There're a lot of good reasons, good options and good deals to choose from. It just makes me crazy. The more I think, the more hair I pulled. I might just go bald. I have that nail-biting-hair-pulling-sighing disease right now. I know I shouldn't be complaining but I can't help it. While seeing others had succeeded, I can't help but being insecure. I always think poorly of my ability, my talent to go far in life. Insecurity is my no.1 enemy. In fact, it is everyone's enemy because when you have insecurities, your life is just a black and plain picture. Yes, you can paint or draw on black pictures but the color black will overshadows at any colors. Did I make any sense out of this?

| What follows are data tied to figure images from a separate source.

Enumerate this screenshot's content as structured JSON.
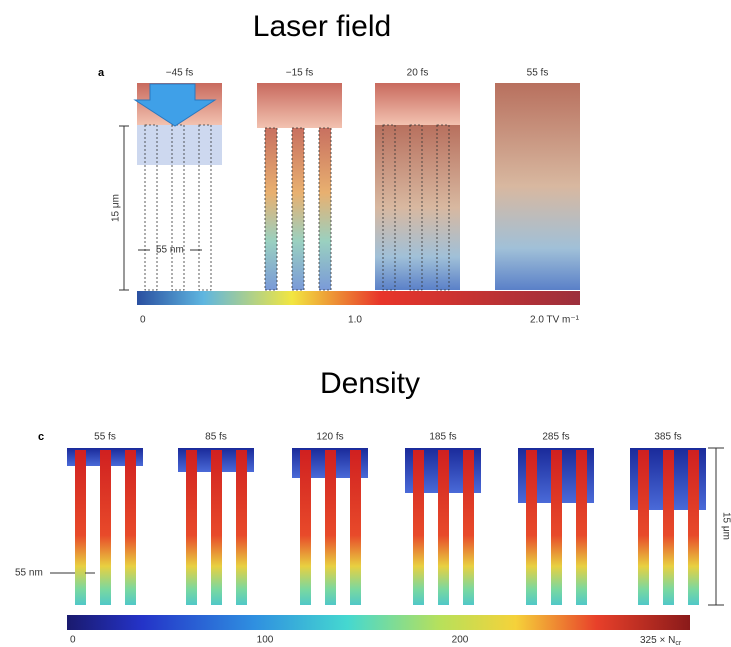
{
  "panel_a": {
    "title": "Laser field",
    "label": "a",
    "times": [
      "−45 fs",
      "−15 fs",
      "20 fs",
      "55 fs"
    ],
    "scale_label": "15 μm",
    "gap_label": "55 nm",
    "colorbar_ticks": [
      "0",
      "1.0",
      "2.0 TV m⁻¹"
    ]
  },
  "panel_c": {
    "title": "Density",
    "label": "c",
    "times": [
      "55 fs",
      "85 fs",
      "120 fs",
      "185 fs",
      "285 fs",
      "385 fs"
    ],
    "scale_label": "15 μm",
    "gap_label": "55 nm",
    "colorbar_ticks": [
      "0",
      "100",
      "200"
    ],
    "colorbar_max": {
      "text": "325 × N",
      "sub": "cr"
    }
  }
}
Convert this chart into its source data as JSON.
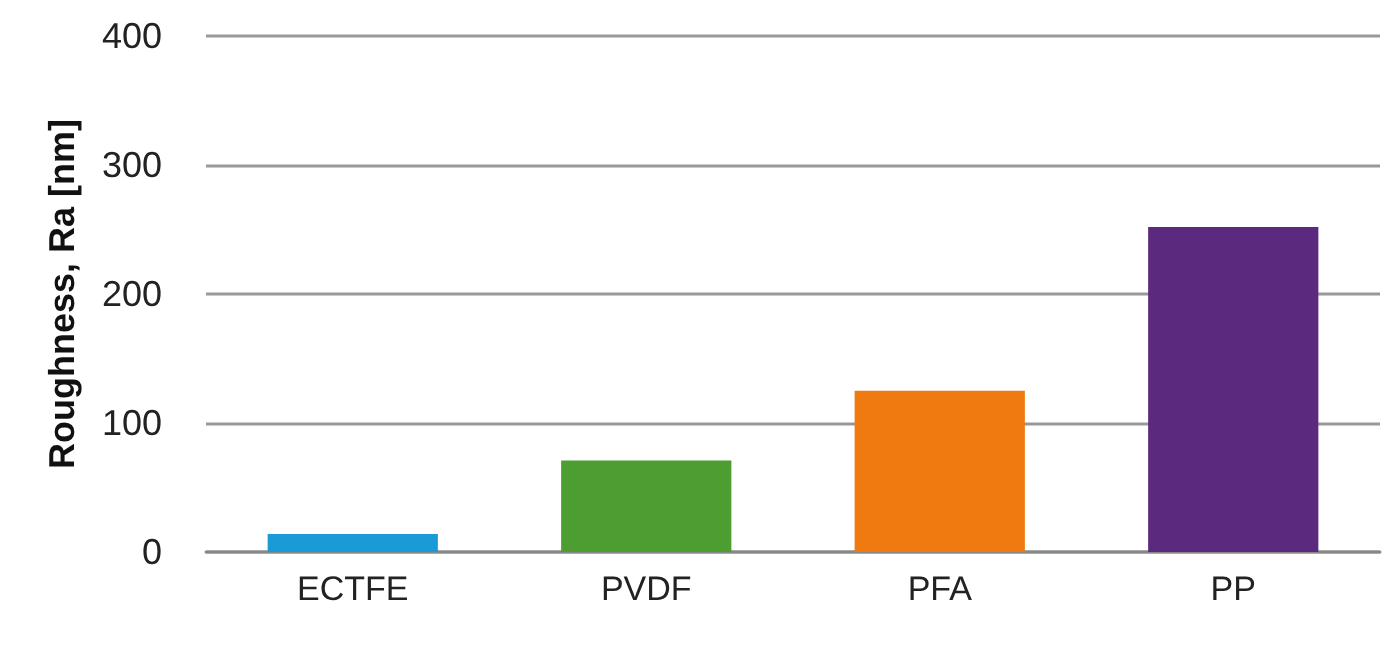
{
  "chart_data": {
    "type": "bar",
    "ylabel": "Roughness, Ra [nm]",
    "categories": [
      "ECTFE",
      "PVDF",
      "PFA",
      "PP"
    ],
    "values": [
      14,
      71,
      125,
      252
    ],
    "colors": [
      "#1a9bd8",
      "#4b9e2f",
      "#ef7b10",
      "#5b2a7e"
    ],
    "ylim": [
      0,
      400
    ],
    "yticks": [
      0,
      100,
      200,
      300,
      400
    ],
    "grid": "y"
  }
}
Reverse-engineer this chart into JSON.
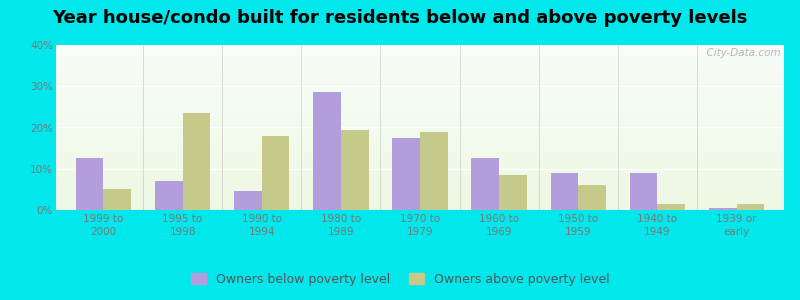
{
  "title": "Year house/condo built for residents below and above poverty levels",
  "categories": [
    "1999 to\n2000",
    "1995 to\n1998",
    "1990 to\n1994",
    "1980 to\n1989",
    "1970 to\n1979",
    "1960 to\n1969",
    "1950 to\n1959",
    "1940 to\n1949",
    "1939 or\nearly"
  ],
  "below_poverty": [
    12.5,
    7.0,
    4.5,
    28.5,
    17.5,
    12.5,
    9.0,
    9.0,
    0.5
  ],
  "above_poverty": [
    5.0,
    23.5,
    18.0,
    19.5,
    19.0,
    8.5,
    6.0,
    1.5,
    1.5
  ],
  "below_color": "#b39ddb",
  "above_color": "#c5c98a",
  "below_label": "Owners below poverty level",
  "above_label": "Owners above poverty level",
  "ylim": [
    0,
    40
  ],
  "yticks": [
    0,
    10,
    20,
    30,
    40
  ],
  "background_outer": "#00e8ec",
  "title_fontsize": 13,
  "tick_fontsize": 7.5,
  "legend_fontsize": 9,
  "bar_width": 0.35,
  "watermark": "  City-Data.com"
}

I felt twice as what my parents felt about sending me far, far away. They're very concern about where I'll be staying, the fees and etc. A cheap place to stay and expensive fees are my major headaches. I'm becoming unstable and easily agitated. Every time my mom tries to talk about it, I just answer in a cold manner. Few days ago, I was asphyxiated while trying to get some sleep. My mind won't stop thinking. Think. Think. Think. My chest felt heavy and I started to cry. Whenever I feel a huge stress, I can hardly breathe. I started to cuss and rant. I sounded schizophrenic, don't I?
Oh My Lord, Jesus please help me.
3 comments:
ooooohhh....so this is ur new blog aa?
I read ur post here dy, aaa...I think what you can do is think what you wana do, what you love and that interests you. You don't think anything else but that, den u can know wat to do dy.
not really new blog. just change the url n customized it. :)
i got a lot goin thru my mind right now. some tells me to take this, n that. it somehow confuses me more. i just wish i can make the decision pronto.